Regia di Saverio Costanzo vedi scheda film
"Essere profughi significa non essere"
La frase pronunciata da Mohammad (Mohammad Bakri) alla moglie racchiude dall'inizio il filo conduttore del film. Esordio alla regia di Saverio Costanzo, risalente al 2004 ma dal tema attualissimo. Girato con macchina da presa digitale, vuole stilisticamente lasciare sfumati i contorni, soprattutto nel notturno. Mohammad è padre di una famiglia palestinese, con moglie e cinque figli vive in una modesta casa nelle terre di confine, tra palestinesi e israeliani. E' uomo colto, professore di inglese e con vivo entusiasmo insegna ai figli materie e vita. Nella loro quotidianità appaiono sereni anche se turbati da frequenti incursioni degli israeliani. Mohammad pensa al futuro dei suoi figli, vorrebbe che la figlia maggiore studiasse all'estero, ma non accetta l'idea di andarsene dalla sua terra come profugo, idealmente come sconfitta, come non essere, come perdere di identità. Una sera la loro casa viene occupata da un gruppo di soldati israeliani che invitano la famiglia ad andarsene. Come zona strategica la casa viene requisita, ma Mohammad non accetta. Con pacata fermezza decide di restare consapevole di dover restare confinato con tutta la famiglia nel solo piano terra, con divieto assoluto di accedere ai piani superiori. Una scelta non condivisa dal resto della famiglia che fa nascere qualche dissapore tra i figli maggiori. Col trascorrere dei giorni emerge l'insofferenza della famiglia, soprattutto della moglie e degli adolescenti, ma Mohammad sceglie la strada della convivenza. E' fermo, non si fa intimidire, non reagisce sperando di non inculcare odio verso i soldati nei propri figli. La figlia maggiore, spirito ribelle, decide di salire ai piani superiori iniziando a spiare la vita dei soldati. L'altro adolescente cova rancore ed è spinto a cercare soluzioni violente. Il più piccino è curioso e vorrebbe conoscere questi soldati, mosso da innocente interesse. Caratteri, pensieri, aspettative, risoluzioni diverse convivono col trascorrere dei giorni fino a che avviene per ordine militare il cambio dei soldati.
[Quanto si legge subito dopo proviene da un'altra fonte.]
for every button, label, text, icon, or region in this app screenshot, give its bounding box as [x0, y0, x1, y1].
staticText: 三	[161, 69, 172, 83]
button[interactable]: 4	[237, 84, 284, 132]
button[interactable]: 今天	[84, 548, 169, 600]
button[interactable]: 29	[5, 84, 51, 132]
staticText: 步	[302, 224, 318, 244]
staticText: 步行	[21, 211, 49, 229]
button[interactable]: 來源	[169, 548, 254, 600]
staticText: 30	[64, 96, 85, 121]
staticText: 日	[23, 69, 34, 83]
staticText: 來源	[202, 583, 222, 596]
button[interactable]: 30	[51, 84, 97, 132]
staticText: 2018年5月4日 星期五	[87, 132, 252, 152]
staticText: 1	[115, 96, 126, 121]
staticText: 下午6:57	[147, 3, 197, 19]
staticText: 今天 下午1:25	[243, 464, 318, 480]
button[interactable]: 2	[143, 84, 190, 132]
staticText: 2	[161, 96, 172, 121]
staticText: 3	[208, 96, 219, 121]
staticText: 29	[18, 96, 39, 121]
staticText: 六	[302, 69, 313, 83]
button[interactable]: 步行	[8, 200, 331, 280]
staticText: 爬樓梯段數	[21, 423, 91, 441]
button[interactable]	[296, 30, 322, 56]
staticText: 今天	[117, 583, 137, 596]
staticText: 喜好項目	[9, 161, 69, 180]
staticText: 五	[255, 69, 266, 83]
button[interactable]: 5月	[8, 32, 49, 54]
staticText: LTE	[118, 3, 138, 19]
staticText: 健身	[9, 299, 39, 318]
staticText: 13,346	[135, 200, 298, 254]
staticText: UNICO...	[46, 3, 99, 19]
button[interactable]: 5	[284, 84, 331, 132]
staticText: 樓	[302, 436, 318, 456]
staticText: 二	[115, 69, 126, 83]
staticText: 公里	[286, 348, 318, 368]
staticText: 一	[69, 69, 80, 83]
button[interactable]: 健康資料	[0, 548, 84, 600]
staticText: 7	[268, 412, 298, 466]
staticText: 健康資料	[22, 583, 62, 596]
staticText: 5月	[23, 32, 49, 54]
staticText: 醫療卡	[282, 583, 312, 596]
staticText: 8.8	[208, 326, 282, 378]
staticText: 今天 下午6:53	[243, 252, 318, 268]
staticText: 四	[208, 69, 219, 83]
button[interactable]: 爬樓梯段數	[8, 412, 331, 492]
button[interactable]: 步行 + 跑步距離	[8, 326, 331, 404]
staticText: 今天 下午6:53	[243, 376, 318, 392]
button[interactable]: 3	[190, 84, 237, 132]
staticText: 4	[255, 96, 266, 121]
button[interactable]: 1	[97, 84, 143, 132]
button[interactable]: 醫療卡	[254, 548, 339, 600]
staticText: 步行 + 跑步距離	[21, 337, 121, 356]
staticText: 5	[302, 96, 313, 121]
Costanzo è stato molto abile nella sua direzione ad enfatizzare le sfumature, a rendere i confini, i bordi e i chiaro scuri appena accennati. Una situazione "al confine", quella che vive la famiglia, ciò che spinge una persona o un popolo a divenire profugo. Mette anche l'accento su una possibile convivenza, i confini della casa sono i confini di un territorio, rivendicato, conteso, amato, strategico. Il comportamento del padre di famiglia, così saggio, si oppone al figlio estremista, rancoroso verso i soldati. Tante sfaccettature nei personaggi, nei loro caratteri che aprono il ventaglio delle possibili alternative. Anche i soldati, fra loro, sono disarmonici. I comandi ricevuti dall'alto vengono recepiti in modo diverso. Nel piccolo, Costanzo spinge a riflettere sulla situazione del profugo, sui fragili equilibri fra culture, popoli e territori. Sul dramma e il trauma di lasciare la propria casa, terra, vita usuale. Lascia l'interrogativo, il più grande, una convivenza è sempre possibile?